Como era bien sabido que el drama provocaba sed, Josette no tenía manos suficientes para atenderlos a todos, así que Stephanie, cuyo centro de jardinería no tenía mucha actividad esa mañana, cerró y vino a ayudarla. Como la gente se mostraba reticente a visitar La Rivière desde que habían empezado las protestas, esa decisión seguramente no influiría en sus beneficios y además así podía vigilar a Chloé, que parecía haberse calmado un poco y estaba sentada en silencio junto a la chimenea, hablando sola.

—Está bien, no te preocupes —le dijo Josette al pasar y ver dónde estaba mirando Stephanie.

Aunque Josette no podía decirle a Stephanie por qué, claro. No podía decirle que Jacques estaba con la niña, escuchándola hablar de Miel y los cachorros. Y de todas las cosas increíbles que se pueden saber examinando la caca de oso.

Colocó un café delante de Serge cuando él sacaba su móvil del bolsillo.

—Un mensaje. ¡De Christian!

Todo el bar se volvió hacia él mientras lo leía y después suspiraba.

—¡Véronique y Annie están a salvo! —exclamó—. Las ha encontrado y están bien. Bebiendo cerveza en los pastos de arriba. ¡Esas son mis chicas!

Todo el mundo gritó de alegría y Serge anunció:

—¡Bebidas para todos! Estamos de celebración.

Como ya iba corriendo de vuelta a la barra, Josette no vio el coche que estaba aparcando fuera, ni al hombre que salía y caminaba arrastrando los pies hasta la puerta. Lo primero que notó fue que todo se quedó en silencio y cuando se giró vio a Arnaud Petit, con la cara manchada de negro y los hombros caídos.

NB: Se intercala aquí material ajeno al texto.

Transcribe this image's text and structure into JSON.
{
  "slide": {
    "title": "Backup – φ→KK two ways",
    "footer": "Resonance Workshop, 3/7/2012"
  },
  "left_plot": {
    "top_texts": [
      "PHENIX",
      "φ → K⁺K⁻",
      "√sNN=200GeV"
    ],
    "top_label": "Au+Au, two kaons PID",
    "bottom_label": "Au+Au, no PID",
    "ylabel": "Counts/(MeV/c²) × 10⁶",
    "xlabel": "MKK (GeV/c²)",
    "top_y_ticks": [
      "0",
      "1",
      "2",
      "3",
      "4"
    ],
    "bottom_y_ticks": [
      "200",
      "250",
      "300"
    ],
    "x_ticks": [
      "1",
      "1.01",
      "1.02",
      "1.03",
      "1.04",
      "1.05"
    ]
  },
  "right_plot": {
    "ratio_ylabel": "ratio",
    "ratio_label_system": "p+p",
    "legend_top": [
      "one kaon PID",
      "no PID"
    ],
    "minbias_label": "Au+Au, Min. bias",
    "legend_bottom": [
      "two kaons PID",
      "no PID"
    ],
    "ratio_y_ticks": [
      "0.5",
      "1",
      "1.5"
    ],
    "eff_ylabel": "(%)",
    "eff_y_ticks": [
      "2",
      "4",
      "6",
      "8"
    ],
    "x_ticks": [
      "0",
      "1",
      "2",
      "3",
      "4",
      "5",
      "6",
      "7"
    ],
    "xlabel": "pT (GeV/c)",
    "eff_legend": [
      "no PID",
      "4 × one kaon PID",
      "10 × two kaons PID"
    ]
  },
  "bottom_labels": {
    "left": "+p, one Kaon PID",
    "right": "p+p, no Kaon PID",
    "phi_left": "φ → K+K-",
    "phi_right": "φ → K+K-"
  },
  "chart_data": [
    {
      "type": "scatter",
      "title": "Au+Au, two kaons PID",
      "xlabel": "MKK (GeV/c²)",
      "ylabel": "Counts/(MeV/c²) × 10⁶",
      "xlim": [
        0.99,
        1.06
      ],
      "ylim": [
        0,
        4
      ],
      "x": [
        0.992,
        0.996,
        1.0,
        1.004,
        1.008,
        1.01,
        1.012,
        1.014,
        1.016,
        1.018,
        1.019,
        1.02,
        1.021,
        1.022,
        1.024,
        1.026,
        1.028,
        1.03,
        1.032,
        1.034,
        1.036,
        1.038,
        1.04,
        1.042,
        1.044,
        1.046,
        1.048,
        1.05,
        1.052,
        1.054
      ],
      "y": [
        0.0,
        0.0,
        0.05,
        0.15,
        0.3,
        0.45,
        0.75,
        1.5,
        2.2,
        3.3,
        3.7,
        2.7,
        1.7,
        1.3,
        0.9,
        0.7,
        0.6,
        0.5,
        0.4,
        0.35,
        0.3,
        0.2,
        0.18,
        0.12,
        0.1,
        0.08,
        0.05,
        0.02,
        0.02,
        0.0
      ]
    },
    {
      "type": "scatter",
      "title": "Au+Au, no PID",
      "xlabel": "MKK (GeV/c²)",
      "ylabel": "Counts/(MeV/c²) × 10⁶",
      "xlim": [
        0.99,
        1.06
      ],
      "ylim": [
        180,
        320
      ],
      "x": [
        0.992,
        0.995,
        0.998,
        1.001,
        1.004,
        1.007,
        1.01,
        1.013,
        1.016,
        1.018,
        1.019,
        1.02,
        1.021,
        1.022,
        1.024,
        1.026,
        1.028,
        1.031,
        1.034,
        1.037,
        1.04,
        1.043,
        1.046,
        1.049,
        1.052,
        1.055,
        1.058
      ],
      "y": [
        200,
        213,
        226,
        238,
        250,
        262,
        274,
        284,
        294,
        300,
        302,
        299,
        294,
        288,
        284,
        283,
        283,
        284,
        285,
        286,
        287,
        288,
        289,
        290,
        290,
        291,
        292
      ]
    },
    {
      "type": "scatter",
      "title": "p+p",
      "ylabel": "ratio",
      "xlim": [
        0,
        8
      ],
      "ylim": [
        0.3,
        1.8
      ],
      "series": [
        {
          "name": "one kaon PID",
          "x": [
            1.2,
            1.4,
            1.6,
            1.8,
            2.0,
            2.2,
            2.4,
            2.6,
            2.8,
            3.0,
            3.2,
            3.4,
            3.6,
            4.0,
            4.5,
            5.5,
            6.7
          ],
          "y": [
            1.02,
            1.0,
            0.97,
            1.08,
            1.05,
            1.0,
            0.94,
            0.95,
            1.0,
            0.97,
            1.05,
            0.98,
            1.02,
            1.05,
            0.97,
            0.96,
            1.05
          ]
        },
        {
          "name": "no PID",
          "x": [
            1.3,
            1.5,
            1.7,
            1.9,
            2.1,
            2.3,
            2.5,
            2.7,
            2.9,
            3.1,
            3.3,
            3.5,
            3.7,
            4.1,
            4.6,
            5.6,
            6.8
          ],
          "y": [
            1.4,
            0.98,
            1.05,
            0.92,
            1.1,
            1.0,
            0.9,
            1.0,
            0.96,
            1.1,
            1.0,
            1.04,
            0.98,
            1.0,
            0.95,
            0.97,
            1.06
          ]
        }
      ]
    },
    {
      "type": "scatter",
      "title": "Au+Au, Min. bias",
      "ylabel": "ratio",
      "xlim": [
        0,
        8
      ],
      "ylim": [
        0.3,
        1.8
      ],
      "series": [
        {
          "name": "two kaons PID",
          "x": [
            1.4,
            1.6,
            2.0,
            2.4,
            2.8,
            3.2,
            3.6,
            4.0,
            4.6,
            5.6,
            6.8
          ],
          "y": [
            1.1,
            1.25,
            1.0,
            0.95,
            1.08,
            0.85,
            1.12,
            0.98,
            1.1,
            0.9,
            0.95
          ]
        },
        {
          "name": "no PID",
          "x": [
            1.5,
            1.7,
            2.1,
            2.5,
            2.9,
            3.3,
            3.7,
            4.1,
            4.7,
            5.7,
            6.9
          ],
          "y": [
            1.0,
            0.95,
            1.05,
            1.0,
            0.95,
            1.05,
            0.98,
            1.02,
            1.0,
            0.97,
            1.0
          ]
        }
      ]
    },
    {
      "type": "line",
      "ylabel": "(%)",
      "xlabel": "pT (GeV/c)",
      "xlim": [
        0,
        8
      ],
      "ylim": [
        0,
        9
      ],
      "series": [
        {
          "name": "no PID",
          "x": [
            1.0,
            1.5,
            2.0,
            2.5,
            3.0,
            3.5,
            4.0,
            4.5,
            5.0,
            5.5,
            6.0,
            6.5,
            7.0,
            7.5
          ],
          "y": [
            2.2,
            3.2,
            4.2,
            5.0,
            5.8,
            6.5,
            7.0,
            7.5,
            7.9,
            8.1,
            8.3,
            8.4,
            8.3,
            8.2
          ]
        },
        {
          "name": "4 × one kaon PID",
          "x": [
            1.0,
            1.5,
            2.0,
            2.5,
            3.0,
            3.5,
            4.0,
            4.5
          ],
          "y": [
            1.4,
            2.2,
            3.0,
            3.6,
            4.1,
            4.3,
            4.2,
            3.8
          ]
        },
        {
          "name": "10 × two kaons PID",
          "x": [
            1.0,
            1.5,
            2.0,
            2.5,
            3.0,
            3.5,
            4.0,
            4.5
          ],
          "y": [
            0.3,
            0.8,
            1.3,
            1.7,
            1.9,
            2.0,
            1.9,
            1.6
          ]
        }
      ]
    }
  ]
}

Y esos ojos que encerraban siglos de dolor.

—¿Qué ha pasado? —preguntó Serge.

—La osa. —Arnaud negó con la cabeza, incapaz de decir nada más.

—¿Está muerta?

—En el fuego.

Josette siempre recordaría el silencio que reinó después. El peso que tenía. Y después el grito de una niña.

¡Miel! —chilló Chloé, saltando de la silla y dirigiéndose a la puerta. Arnaud la cogió por la cintura al pasar y la levantó para rodearla con los brazos mientras ella sollozaba incontrolablemente.

—Tengo que llevármela a casa —dijo Stephanie saliendo apresuradamente de detrás de la barra para coger a su hija. Nadie dijo nada. Solo se oía el sonido desgarrador del llanto de Chloé. Y después las palabras que resonarían en los sueños de todos esa noche y muchas noches después.

—¿Y los bebés, maman? ¿Quién va a cuidar de ellos ahora?

Cuando salieron del bar con la cara de Chloé enterrada en el cuello de su madre, un relámpago dividió el cielo y el trueno resonó en el valle. Y entonces empezaron a caer las primeras gotas de lluvia. Demasiado tarde para salvar a la osa, la tormenta que Annie había predicho llegó para extinguir el fuego.